Saturday, December 4, 2010

CHICAGO, Jurors in mob trial shown feds' video, photos

OFF THE WIRE
Chuck Goudie
(CHICAGO) (WLS) -- Federal jurors in an Outfit bombing case Tuesday received a crash course in FBI surveillance.
Tuesday's Intelligence Report looks at the multi-media show prosecutors have been putting on against mob boss Mike Sarno and four co-defendants.
It is not just in the movies that federal agents 'put a tail' on somebody to see where they're going and who they meet with. In real life, federal agents use sneaky tricks and tactics to catch mobsters in the act -- all of the eavesdropping made legal by a judge's order. That was the prosecutor's lesson Tuesday for the jury that watched and listened to undercover evidence. Photo on web, but judge wants mob witness hidden.
Mob client 'nervous' about switching business to competitor...
Jurors watched a video Tuesday from an FBI camera hidden inside the ceiling of a Berwyn pawnshop where defendant Mark Polchan allegedly planned a series of jewelry store stick-ups. And they listened to angry, profanity-laced conversations.
Prosecutors hope the video will help prove that Polchan was in a racketeering conspiracy led by Mike "The Large Guy" Sarno, a convicted west suburban Outfit boss.
Sarno, Polchan and members of the Outlaws biker gang are also accused of bombing a rival video poker machine company in 2003.
The government showed some FBI surveillance photos in court that were blurry and that defense attorneys pointed to unidentifiable.
On one piece of 2007 undercover video, "The Large Guy" Sarno walks into view wearing a cap and smoking a long cigar.
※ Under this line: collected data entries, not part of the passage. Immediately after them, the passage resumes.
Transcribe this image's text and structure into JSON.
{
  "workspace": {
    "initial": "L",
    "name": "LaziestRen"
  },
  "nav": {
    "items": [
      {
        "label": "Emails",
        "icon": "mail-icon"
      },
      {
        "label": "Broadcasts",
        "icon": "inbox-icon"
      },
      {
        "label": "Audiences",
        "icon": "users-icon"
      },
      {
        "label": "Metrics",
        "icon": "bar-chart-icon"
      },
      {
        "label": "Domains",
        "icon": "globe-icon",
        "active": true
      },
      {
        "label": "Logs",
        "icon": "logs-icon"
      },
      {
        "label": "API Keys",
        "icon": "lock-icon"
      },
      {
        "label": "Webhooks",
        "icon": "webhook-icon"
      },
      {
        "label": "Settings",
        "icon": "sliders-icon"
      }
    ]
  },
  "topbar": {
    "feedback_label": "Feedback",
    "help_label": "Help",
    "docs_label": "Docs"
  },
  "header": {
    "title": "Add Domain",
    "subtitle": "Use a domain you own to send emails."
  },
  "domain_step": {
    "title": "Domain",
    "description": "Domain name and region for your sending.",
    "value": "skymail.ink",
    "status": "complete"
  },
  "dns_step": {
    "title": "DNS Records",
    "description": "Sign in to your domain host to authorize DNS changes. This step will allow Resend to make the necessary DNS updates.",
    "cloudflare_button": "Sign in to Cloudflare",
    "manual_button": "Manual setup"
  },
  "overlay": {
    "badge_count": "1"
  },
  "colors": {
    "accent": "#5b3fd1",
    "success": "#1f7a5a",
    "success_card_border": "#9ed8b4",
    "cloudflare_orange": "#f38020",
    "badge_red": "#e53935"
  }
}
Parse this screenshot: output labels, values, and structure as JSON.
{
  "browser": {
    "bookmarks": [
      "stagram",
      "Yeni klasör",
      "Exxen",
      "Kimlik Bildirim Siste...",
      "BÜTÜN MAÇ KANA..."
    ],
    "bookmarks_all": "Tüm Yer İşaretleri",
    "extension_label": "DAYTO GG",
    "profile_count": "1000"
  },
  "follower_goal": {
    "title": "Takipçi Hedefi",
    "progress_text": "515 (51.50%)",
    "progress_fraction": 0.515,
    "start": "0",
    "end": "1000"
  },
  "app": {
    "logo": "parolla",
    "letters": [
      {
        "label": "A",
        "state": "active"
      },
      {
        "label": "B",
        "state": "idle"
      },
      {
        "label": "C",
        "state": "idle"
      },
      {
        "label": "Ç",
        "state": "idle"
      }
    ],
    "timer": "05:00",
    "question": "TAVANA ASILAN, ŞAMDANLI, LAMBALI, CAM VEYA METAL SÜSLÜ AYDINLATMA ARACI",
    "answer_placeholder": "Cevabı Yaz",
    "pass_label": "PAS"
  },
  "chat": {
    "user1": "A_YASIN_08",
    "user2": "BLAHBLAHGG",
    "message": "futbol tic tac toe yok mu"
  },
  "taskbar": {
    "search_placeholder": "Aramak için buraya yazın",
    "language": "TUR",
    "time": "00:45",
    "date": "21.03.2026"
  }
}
Authorities say he and co-defendant Polchan looked at several sheets of paper that prosecutors say was actually an ABC 7 News website story about the Berwyn bombing that Sarno allegedly supervised.
Then the ABC 7 story is heard being shredded. The strands were later retrieved by the FBI and pieced together like a jigsaw puzzle -- evidence the government hopes will show that Sarno had been admiring the reviews of his handiwork.
This is the third week of the trial. The defense hasn't even started yet, but defense lawyers are expected to try to poke holes in -- and maybe poke fun at - -some of those fuzzy FBI pictures.